Peskov’s statement comes amid reports of an FBI investigation into possible violations of the Foreign Agents Registration Act (FARA) by Sputnik, an English-language, Moscow-headquartered news outlet.
“The questioning of journalists, or former journalists in connection with their journalistic activities, does not speak well for pluralism of opinions and press freedom. It likely points to serious problems with censorship and with limiting the media's field of work. This is cause for our concern,” Peskov said on Tuesday.
Foreign correspondents who work in Russia are not censored by the authorities, he stated.
“Any censorship is unacceptable; any persecution based on content is unacceptable. What’s more, foreign media [in Russia] have equal rights to our local media," Peskov said.
On Monday, Yahoo News reported that the investigation is centered on Andrew Feinberg, a former White House correspondent for the agency, who apparently handed over a “thumb drive containing thousands of internal Sputnik emails and documents,” after being fired in May this year.
“They wanted to know where did my orders come from [sic] and if I ever got any direction from Moscow,” Feinberg, who claimed that he was interviewed by FBI for no less than two hours, told Yahoo News. “They were interested in examples of how I was steered towards covering certain issues.”
In the meantime, Sputnik dismissed the investigation, which Yahoo News indicated could also be part of the wider Robert Mueller inquiry into alleged Russian meddling in the 2016 election.
“That an investigation is being conducted against us is not surprising, since the atmosphere of hysteria in relation to everything that belongs to Russia has been created in the country, and everything with the word ‘Russian’ is seen through the prism of spy mania,” Mindia Gavasheli, editor-in-chief of the Sputnik Bureau in Washington, DC, said in a statement.
“We are journalists, and mostly Americans work here.
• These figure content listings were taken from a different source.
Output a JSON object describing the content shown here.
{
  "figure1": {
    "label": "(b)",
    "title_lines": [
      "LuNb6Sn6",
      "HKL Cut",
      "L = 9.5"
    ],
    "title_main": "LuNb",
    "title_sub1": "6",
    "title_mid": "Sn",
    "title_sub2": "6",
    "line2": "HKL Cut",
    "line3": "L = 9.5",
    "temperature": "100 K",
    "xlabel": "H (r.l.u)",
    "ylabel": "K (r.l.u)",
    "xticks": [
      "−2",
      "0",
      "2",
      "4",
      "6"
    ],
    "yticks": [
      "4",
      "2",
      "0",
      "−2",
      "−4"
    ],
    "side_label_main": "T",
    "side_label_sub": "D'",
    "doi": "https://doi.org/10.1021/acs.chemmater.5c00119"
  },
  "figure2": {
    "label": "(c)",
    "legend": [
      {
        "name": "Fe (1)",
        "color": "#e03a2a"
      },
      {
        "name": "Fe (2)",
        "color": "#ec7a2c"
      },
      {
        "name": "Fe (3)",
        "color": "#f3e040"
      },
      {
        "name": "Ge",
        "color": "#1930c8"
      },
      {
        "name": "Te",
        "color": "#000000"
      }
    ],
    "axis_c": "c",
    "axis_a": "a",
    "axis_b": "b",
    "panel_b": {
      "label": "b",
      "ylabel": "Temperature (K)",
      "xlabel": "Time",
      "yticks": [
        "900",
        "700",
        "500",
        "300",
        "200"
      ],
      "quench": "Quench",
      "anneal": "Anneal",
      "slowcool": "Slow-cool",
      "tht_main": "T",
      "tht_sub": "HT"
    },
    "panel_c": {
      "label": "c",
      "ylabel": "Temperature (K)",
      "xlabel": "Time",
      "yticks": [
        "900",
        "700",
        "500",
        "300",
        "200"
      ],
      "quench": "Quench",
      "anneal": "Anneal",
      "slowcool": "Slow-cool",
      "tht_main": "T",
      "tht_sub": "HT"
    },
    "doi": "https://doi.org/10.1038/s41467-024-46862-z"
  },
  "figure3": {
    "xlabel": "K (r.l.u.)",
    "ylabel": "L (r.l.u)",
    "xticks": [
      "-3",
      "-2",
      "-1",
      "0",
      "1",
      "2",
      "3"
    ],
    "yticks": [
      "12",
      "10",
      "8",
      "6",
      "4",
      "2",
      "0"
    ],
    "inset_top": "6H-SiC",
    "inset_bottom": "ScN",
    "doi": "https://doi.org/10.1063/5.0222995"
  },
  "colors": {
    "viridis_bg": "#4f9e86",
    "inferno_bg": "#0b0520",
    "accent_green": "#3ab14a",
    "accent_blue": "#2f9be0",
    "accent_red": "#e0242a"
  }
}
We believe that any assumption that we are engaged in anything other than journalism is an absolute lie and fabrication.”
Earlier the company that supplies all services for RT America channel, including TV production and operations, in the US, received a letter from the US Department of Justice, claiming that the company is obligated to register under FARA due to the work it does for RT.
Entities in the active FARA register include tourist boards and lobbyists, but no media outlets, which have been exempt from the legislation.
“The war the US establishment wages with our journalists is dedicated to all the starry-eyed idealists who still believe in freedom of speech. Those who invented it have buried it,” said RT and Sputnik Editor-in-Chief Margarita Simonyan.
Adopted in 1938 to counter pro-Nazi agitation on US soil, the Foreign Agents Registration Act, or FARA is “a disclosure statute that requires persons acting as agents of foreign principals in a political or quasi-political capacity to make periodic public disclosure of their relationship with the foreign principal, as well as activities, receipts and disbursements in support of those activities,” according to the data from FARA’s website.